Again, a misrepresentation of what Arizona Together has been saying. This amendment would impact thousands, though not necessarily through health benefits. And the future impact is much more far-reaching than the 400 families who currently get domestic partner benefits. The Republic article quotes Steve May from Arizona Together and the Arizona Human Rights Fund:

"Thousands of families would be impacted in the future because governments would no longer be allowed to offer the benefits," said Steve May, co-chairman of the Arizona Human Rights Fund, a gay and lesbian advocacy group.

May and other opponents say the measure would prevent state, cities, towns and counties from offering domestic-partner benefits in the future. It eventually would mean that thousands of unmarried couples working for the government would have no chance of ever having the benefits, he said.

Also, notice Munsil's use of the term "taxpayer-funded benefits." This is designed, of course, to make people feel like money is being taken from their own pockets to support the "gay lifestyle." I wonder, when the children of these families lose health insurance and have to go on ACCHS, are the taxpayers not going to be funding this? Let's be clear: this amendment will not save taxpayers any money.

The last sentence in Munsil's response is my favorite:

According to the Republic, it is only 439 unmarried “partners” of state employees out of 142,000-plus state employees who would be affected by the amendment’s effort to re-establish state marriage policy.
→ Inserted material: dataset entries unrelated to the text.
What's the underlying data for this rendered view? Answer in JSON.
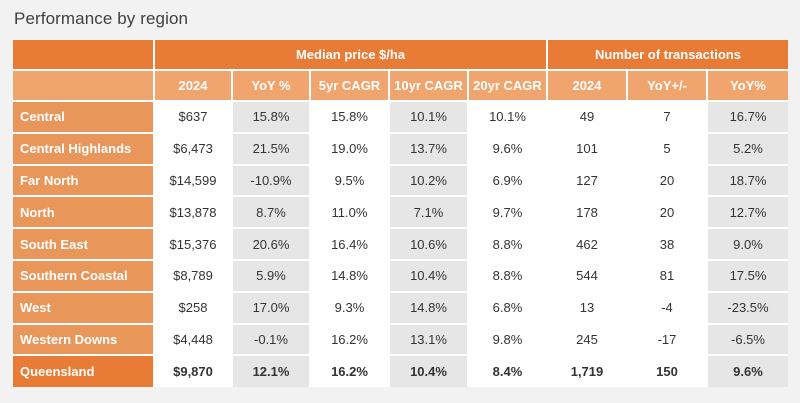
{
  "title": "Performance by region",
  "groups": {
    "price": "Median price $/ha",
    "transactions": "Number of transactions"
  },
  "columns": [
    "2024",
    "YoY %",
    "5yr CAGR",
    "10yr CAGR",
    "20yr CAGR",
    "2024",
    "YoY+/-",
    "YoY%"
  ],
  "rows": [
    {
      "region": "Central",
      "values": [
        "$637",
        "15.8%",
        "15.8%",
        "10.1%",
        "10.1%",
        "49",
        "7",
        "16.7%"
      ]
    },
    {
      "region": "Central Highlands",
      "values": [
        "$6,473",
        "21.5%",
        "19.0%",
        "13.7%",
        "9.6%",
        "101",
        "5",
        "5.2%"
      ]
    },
    {
      "region": "Far North",
      "values": [
        "$14,599",
        "-10.9%",
        "9.5%",
        "10.2%",
        "6.9%",
        "127",
        "20",
        "18.7%"
      ]
    },
    {
      "region": "North",
      "values": [
        "$13,878",
        "8.7%",
        "11.0%",
        "7.1%",
        "9.7%",
        "178",
        "20",
        "12.7%"
      ]
    },
    {
      "region": "South East",
      "values": [
        "$15,376",
        "20.6%",
        "16.4%",
        "10.6%",
        "8.8%",
        "462",
        "38",
        "9.0%"
      ]
    },
    {
      "region": "Southern Coastal",
      "values": [
        "$8,789",
        "5.9%",
        "14.8%",
        "10.4%",
        "8.8%",
        "544",
        "81",
        "17.5%"
      ]
    },
    {
      "region": "West",
      "values": [
        "$258",
        "17.0%",
        "9.3%",
        "14.8%",
        "6.8%",
        "13",
        "-4",
        "-23.5%"
      ]
    },
    {
      "region": "Western Downs",
      "values": [
        "$4,448",
        "-0.1%",
        "16.2%",
        "13.1%",
        "9.8%",
        "245",
        "-17",
        "-6.5%"
      ]
    }
  ],
  "total": {
    "region": "Queensland",
    "values": [
      "$9,870",
      "12.1%",
      "16.2%",
      "10.4%",
      "8.4%",
      "1,719",
      "150",
      "9.6%"
    ]
  },
  "colors": {
    "header_dark": "#e87b35",
    "header_light": "#f0a46e",
    "region_cell": "#e8965a",
    "shade": "#e6e6e6"
  }
}
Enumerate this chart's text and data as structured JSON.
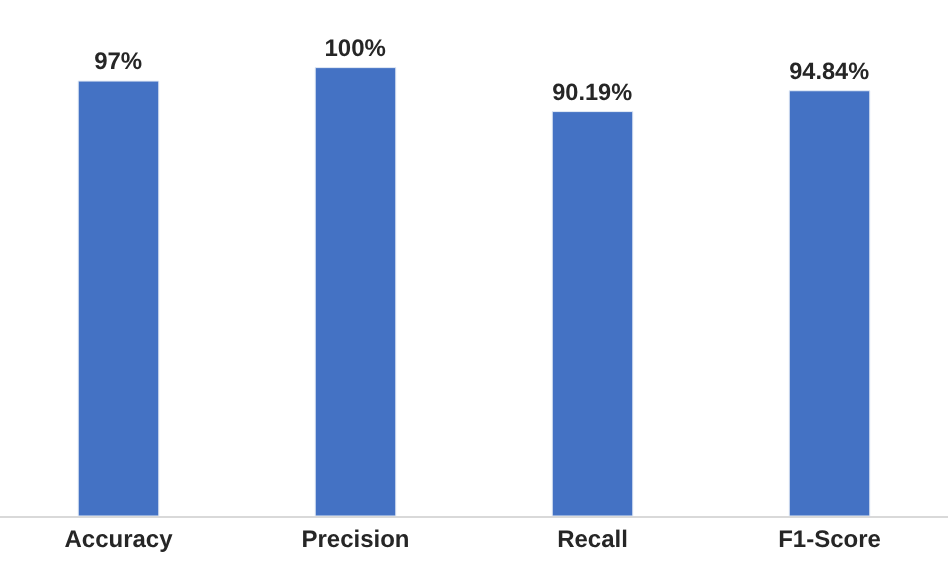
{
  "chart_data": {
    "type": "bar",
    "categories": [
      "Accuracy",
      "Precision",
      "Recall",
      "F1-Score"
    ],
    "values": [
      97,
      100,
      90.19,
      94.84
    ],
    "value_labels": [
      "97%",
      "100%",
      "90.19%",
      "94.84%"
    ],
    "color": "#4472c4",
    "tick_labels": "x"
  }
}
Only 439 unmarried partners? And none of these families have children, right? Riiiiight. Personally, I think that's a lot of people who would lose benefits if the amendment were in effect TODAY, and as I already noted, this doesn't take into account the other thousands of families that will be locked out of future benefits and other rights that have nothing to do with health care benefits, like hospital visitation or the family tuition reduction that the University of Arizona recently adopted.

As much as Len Munsil and CAP would like to convince people this amendment is only about "preserving the definition of marriage," it just doesn't hold up to careful scrutiny (and by "careful" I mean "actually taking two seconds to read the text of the proposed amendment.") As the Republic rightly points out, a whole lot of families will lose if this amendment passes. That's about as anti-family as you get.


At 3:14 PM, Blogger Knitress said...

I'm also wondering if those domestic partner benefits are really taxpayer funded at all.

I'm a state employee. In my state, while my own health insurance is subsidized, if I signed up for a family plan I'd be paying the full additional cost of the benefits for my spouse and kids.

No taxpayer funding there! I wonder if the same is true in Arizona.

At 3:44 PM, Blogger Bad Methodist said...

Good point. I think it depends on which government agency you work for. I used to work for the state and got pretty good health benefits for both me and my husband and didn't pay a lot out of our own pockets, but I think it cost a lot more to add kids. I don't really remember because I quit as soon as my kids were born. And a lot depends on whether you opt for an HMO or PPO or a more traditional kind of insurance. But you make a good point, spouse and child benefits do tend to cost the employee a lot more than benefits for the employee him/herself.

At 2:22 PM, Blogger Knitress said...

Deny spouse benefits would still be a bad thing for Arizona families, of course. It's much cheaper to be insured through a big group plan than it is to have to buy insurance for an individual family.